Ukraine : huit morts dans des frappes, Kiev revendique la destruction d'un bombardier russe

  • Moscou a fait état de la mort d'un membre d'équipage dans le crash d'un avion Tupolev-22M3 à la suite d'une défaillance technique, sans mentionner d'implication ukrainienne
  • La Russie bombarde quotidiennement des localités ukrainiennes et Kiev dit éprouver un manque aigu de munitions pour repousser ces attaques

KIEV: Au moins huit personnes, dont des enfants, ont été tuées dans des frappes nocturnes en Ukraine, sur la région de Dnipropetrovsk (centre-est), ont annoncé vendredi les autorités ukrainiennes qui ont revendiqué avoir pour la première fois abattu un bombardier stratégique russe.

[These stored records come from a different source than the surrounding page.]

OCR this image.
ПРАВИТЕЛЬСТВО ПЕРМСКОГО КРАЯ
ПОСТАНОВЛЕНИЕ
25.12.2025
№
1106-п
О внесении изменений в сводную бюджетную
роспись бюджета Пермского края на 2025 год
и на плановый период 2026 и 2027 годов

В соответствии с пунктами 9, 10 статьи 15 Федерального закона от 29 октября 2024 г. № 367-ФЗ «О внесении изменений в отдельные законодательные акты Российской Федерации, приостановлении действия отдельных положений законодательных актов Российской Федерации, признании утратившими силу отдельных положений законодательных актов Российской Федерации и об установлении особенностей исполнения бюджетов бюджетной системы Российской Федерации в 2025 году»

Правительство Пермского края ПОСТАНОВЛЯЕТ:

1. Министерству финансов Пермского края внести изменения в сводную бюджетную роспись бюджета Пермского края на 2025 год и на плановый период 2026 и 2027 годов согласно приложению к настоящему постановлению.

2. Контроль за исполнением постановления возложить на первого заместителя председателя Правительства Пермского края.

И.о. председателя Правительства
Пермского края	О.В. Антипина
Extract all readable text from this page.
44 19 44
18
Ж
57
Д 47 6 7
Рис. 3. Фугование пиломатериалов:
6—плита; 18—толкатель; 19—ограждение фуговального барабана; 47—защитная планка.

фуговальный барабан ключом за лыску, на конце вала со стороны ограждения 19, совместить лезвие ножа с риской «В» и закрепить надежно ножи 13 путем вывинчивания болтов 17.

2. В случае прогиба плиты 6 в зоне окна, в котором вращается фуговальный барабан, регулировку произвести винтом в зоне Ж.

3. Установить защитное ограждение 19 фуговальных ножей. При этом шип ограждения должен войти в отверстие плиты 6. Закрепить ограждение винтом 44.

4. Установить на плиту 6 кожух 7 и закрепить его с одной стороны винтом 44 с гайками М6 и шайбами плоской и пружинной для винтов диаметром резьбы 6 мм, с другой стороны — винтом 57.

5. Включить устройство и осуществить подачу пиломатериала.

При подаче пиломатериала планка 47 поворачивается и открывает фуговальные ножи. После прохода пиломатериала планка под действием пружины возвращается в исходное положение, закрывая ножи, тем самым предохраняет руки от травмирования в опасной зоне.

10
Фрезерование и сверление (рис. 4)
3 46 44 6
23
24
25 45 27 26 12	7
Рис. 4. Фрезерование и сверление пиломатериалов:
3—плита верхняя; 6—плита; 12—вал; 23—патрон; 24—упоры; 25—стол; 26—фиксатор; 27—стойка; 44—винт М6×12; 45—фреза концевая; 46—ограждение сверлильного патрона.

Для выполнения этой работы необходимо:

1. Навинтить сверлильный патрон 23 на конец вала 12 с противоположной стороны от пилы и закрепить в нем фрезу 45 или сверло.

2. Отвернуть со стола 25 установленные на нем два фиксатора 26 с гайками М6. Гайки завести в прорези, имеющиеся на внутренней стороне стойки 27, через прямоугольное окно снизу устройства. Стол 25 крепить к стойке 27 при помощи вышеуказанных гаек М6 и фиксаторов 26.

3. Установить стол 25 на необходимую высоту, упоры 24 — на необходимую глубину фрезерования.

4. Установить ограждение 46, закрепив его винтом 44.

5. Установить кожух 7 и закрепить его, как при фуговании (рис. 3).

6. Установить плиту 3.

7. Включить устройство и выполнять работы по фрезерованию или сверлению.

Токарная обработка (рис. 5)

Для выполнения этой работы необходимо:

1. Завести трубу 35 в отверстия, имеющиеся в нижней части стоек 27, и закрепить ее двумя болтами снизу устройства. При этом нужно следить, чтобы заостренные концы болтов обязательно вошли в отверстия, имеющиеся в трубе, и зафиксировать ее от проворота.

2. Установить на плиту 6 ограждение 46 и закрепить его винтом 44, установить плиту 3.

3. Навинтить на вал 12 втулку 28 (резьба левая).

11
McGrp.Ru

Les ministres des Affaires étrangères des Etats du G7 ont dans le même temps pris "l'engagement" de "renforcer" les moyens de défense antiaérienne de l'Ukraine, à l'issue de leur réunion dans le sud de l'Italie. Ils ont par ailleurs exprimé leur "forte préoccupation" à propos de transferts de matériels chinois profitant selon eux à la production militaire russe.

De son côté, Moscou a fait état de la mort d'un membre d'équipage dans le crash d'un avion Tupolev-22M3 à la suite d'une "défaillance technique", sans mentionner d'implication ukrainienne. Les deux pays semblent évoquer le même appareil.

Dans le district ukrainien de Synelnykové, au sud-est de Dnipro, la capitale de la région de Dnipropetrovsk, "plus de dix maisons ont été endommagées" et "six personnes sont mortes", a déclaré le ministre ukrainien de l'Intérieur Igor Klymenko sur Telegram.

Dans la ville de Dnipro, où un immeuble d'habitation de quatre étages et d'autres "infrastructures civiles" ont été touchés, deux personnes ont péri, a-t-il ajouté, prévenant que le bilan risquait de s'alourdir.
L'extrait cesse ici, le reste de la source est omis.